As I figure it, I haven't been back to Florida before this trip in seven or eight years at least. It's hard to figure it exactly, but I was still working at summer camp in Arizona, which fixes it to that minimum. There are many things about the place that I have missed, my beloved relatives aside. One that was addressed to reasonable satisfaction was the beach. I do live near enough to the beach in LA, but it's just not the same. I'm no beach snob (the pleasure and lethality of being in the sun balance out about the same for me as they do with cigarettes), but Florida's shores are plainly superior.
Unfortunately, we could not go to Crescent Beach, the one of my childhood, but Siesta Key's beach is not too shabby and not that different. It's a little crowded, but downright deserted compared to a busy day at Santa Monica. The makeup of beach-goers is a little different from that as well. The keys around Sarasota have a median age someplace around sixty or seventy, I would guess. Regrettably, society has disabused them of their formerly dependable quality of modesty. Luckily, there were enough young people to carry on.
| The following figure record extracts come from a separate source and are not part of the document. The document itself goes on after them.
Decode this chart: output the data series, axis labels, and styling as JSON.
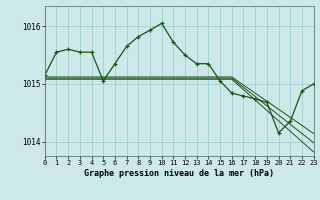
{
  "title": "Graphe pression niveau de la mer (hPa)",
  "bg_color": "#cde8e8",
  "grid_color": "#99cccc",
  "line_color": "#1a5218",
  "xlim": [
    0,
    23
  ],
  "ylim": [
    1013.75,
    1016.35
  ],
  "yticks": [
    1014,
    1015,
    1016
  ],
  "xtick_labels": [
    "0",
    "1",
    "2",
    "3",
    "4",
    "5",
    "6",
    "7",
    "8",
    "9",
    "10",
    "11",
    "12",
    "13",
    "14",
    "15",
    "16",
    "17",
    "18",
    "19",
    "20",
    "21",
    "22",
    "23"
  ],
  "series_high": [
    1015.15,
    1015.55,
    1015.6,
    1015.55,
    1015.55,
    1015.05,
    1015.35,
    1015.65,
    1015.82,
    1015.93,
    1016.05,
    1015.72,
    1015.5,
    1015.35,
    1015.35,
    1015.05,
    1014.84,
    1014.79,
    1014.74,
    1014.68,
    1014.15,
    1014.35,
    1014.88,
    1015.0
  ],
  "series_flat1": [
    1015.12,
    1015.12,
    1015.12,
    1015.12,
    1015.12,
    1015.12,
    1015.12,
    1015.12,
    1015.12,
    1015.12,
    1015.12,
    1015.12,
    1015.12,
    1015.12,
    1015.12,
    1015.12,
    1015.12,
    1014.98,
    1014.84,
    1014.7,
    1014.56,
    1014.42,
    1014.28,
    1014.14
  ],
  "series_flat2": [
    1015.1,
    1015.1,
    1015.1,
    1015.1,
    1015.1,
    1015.1,
    1015.1,
    1015.1,
    1015.1,
    1015.1,
    1015.1,
    1015.1,
    1015.1,
    1015.1,
    1015.1,
    1015.1,
    1015.1,
    1014.94,
    1014.78,
    1014.62,
    1014.46,
    1014.3,
    1014.14,
    1013.98
  ],
  "series_flat3": [
    1015.08,
    1015.08,
    1015.08,
    1015.08,
    1015.08,
    1015.08,
    1015.08,
    1015.08,
    1015.08,
    1015.08,
    1015.08,
    1015.08,
    1015.08,
    1015.08,
    1015.08,
    1015.08,
    1015.08,
    1014.9,
    1014.72,
    1014.54,
    1014.36,
    1014.18,
    1014.0,
    1013.82
  ]
}
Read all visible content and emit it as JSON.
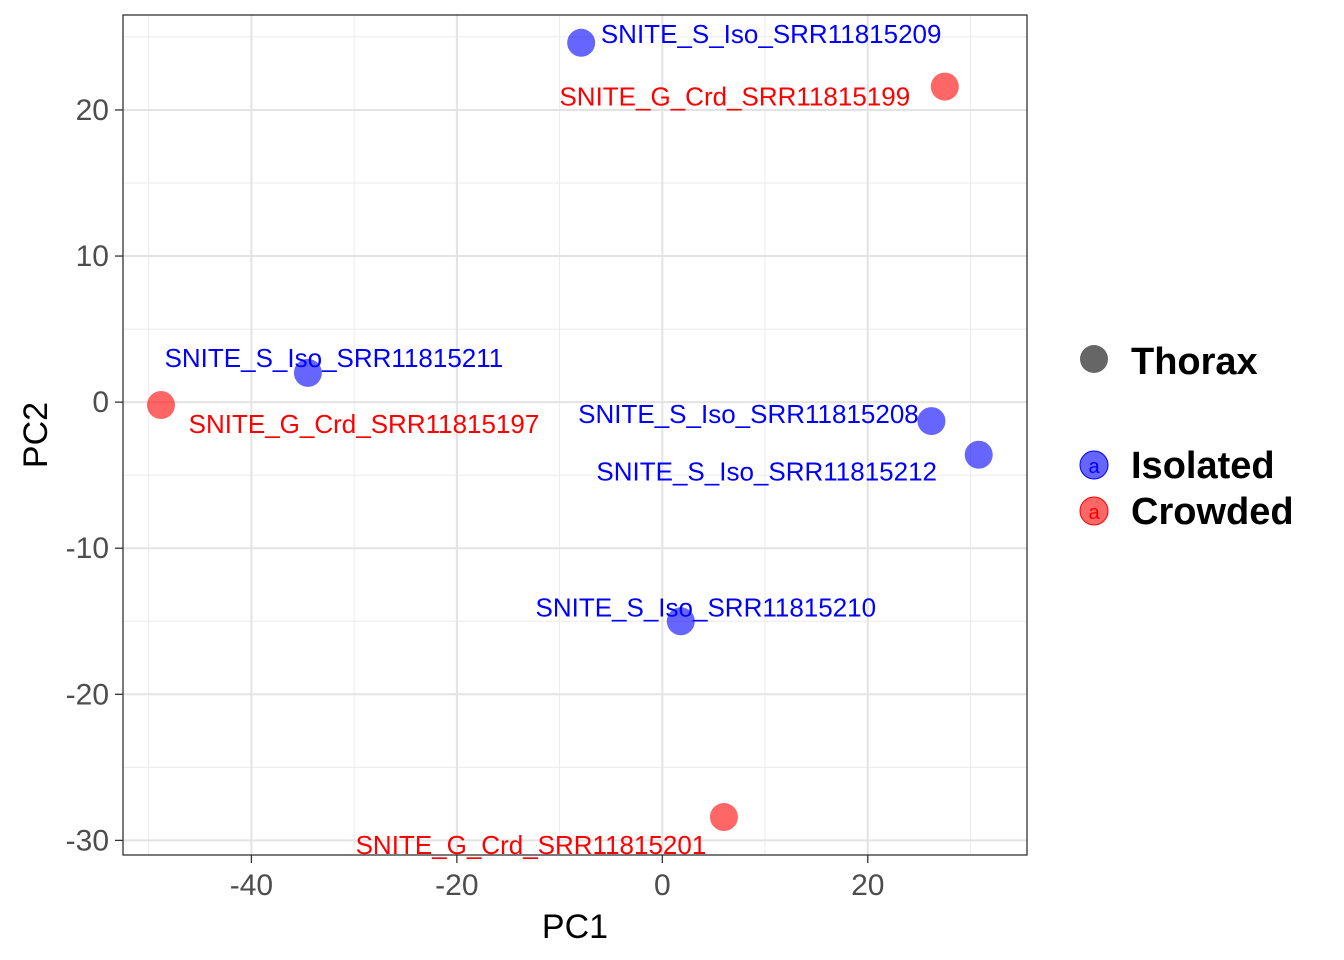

It was a lovely, warm day, and I did not get burned too badly (My legs got it worst, and at the wedding to come those would be covered). The thing I love most about the Florida beaches I know did not disappoint on this day: the sand. LA-area beaches have terribly coarse sand which responds all too readily to the heat. You just can't walk on it barefoot. The sand of Siesta Key, for example, is far more friendly. It's very fine, and resists growing too hot to walk on in the sun. It is pleasantly crunchy when dry and soothing when made wet by the rolling tide. I could speak endlessly about it.
It's quite sad that we had just a couple of hours to spend there, but it was better than none at all. I swam a little, walked the length of the beach alone and with my father, and read the newspaper a little. After the scare of initially not finding any parking whatsoever, the price paid to ensure that we managed the experience seemed quite worth it, although the operator of the parking lot was worthy of a post in himself, and not a terribly flattering one. Perhaps I shall be unable to resist, so keep reading and it may surface.